Any chance your in a lake with perch, they will peck the crap out of baits, as will gar, hybrid stripers and saugeyes. what lake you fishing? if we knew we could give better info based on ave fish size there as well as what other species are in their

Salmonid


----------



## rustyfish (Apr 27, 2004)

Even a 2 pound channel can drag your rod into the drink if he decides to run with and get a good grip on cut bait. Smaller cats can still hit hard. I have had little one almost get away with my rod a few times.

I use a 6/0 for flathead, and a 3 or maybe a 4 for channels. I would go down to a 2 if I just wanted to catch anything. I use Gama Octos but many guys like circles. 

How big are the shad you use and how big do you cut them.

I dont think steel leaders are needed but that just my opinion


----------



## backlashed (Mar 19, 2011)

I agree, ditch the steel leader. Use mono if you feel like you need one. 


Posted using Outdoor Hub Campfire


----------



## TRAPPERBECK (Mar 23, 2010)

I use a " clicker " reel when I cat fish ! That way if they want to run with it let them , then set the hook . But I still use a steel leader with a circle hook & I'm using a 0/7 , & 20 lb line . My biggest so FUR is 28 lbs - 39 inches got that one at Atwood night fishin !


Posted using Outdoor Hub Campfire


----------



## fishguy 888 (Aug 8, 2012)

Salmonid: Loramie and St. Marys


----------



## fishguy 888 (Aug 8, 2012)

I know Loramie has a few saugeye but I doubt that's what it was


----------



## fishguy 888 (Aug 8, 2012)

The shad are 13 or 14 inches big for a shad caught up in pieces 2 by 2


----------



## Boostedawdfun (Sep 15, 2012)

Sounds like turtles.


----------



## rustyfish (Apr 27, 2004)

With bait that size there is a lot of room for small cats and turtles to get a good grip and never touch the hook. I assume you are fishing strictly for sizable channels so catches will be few and far between with lots of nibbles and misses from smaller fish. If not, what exactly are you after and what size.
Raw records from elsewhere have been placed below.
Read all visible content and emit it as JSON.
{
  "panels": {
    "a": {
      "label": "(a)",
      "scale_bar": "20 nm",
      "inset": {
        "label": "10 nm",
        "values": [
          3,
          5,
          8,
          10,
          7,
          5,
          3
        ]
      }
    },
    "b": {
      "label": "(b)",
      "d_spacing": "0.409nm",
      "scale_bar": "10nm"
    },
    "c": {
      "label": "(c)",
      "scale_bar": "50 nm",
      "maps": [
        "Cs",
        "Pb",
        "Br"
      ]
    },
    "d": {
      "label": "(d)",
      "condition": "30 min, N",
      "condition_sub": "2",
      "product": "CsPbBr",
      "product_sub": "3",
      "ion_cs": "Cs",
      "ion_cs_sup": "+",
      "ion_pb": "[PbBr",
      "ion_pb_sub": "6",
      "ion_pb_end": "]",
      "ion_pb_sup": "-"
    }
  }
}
I would try a second rod with a 3/0 hook and bait half that size. It will give you a good idea of what is out there (dinks) and I commonly catch 4-6 pound channels on that setup also.

Good luck


----------



## Salmonid (Apr 14, 2004)

fishguy, I often fish both lakes and I would say the majority of cats there at both lakes are those pesky 13" fish just big enough to jerk a rod in but you tend to miss some of them. Both lakes harbor some really nice fish so Id do what Rusty said and use one rig with the bigger hook and bait and another with smaller baits and hooks. Also most channels have smaller mouths then you think so instead of cutting bait into 2" squares, cut them into 1" X 2" pieces so they can at least get it into there mouths.

Good luck

Salmonid


----------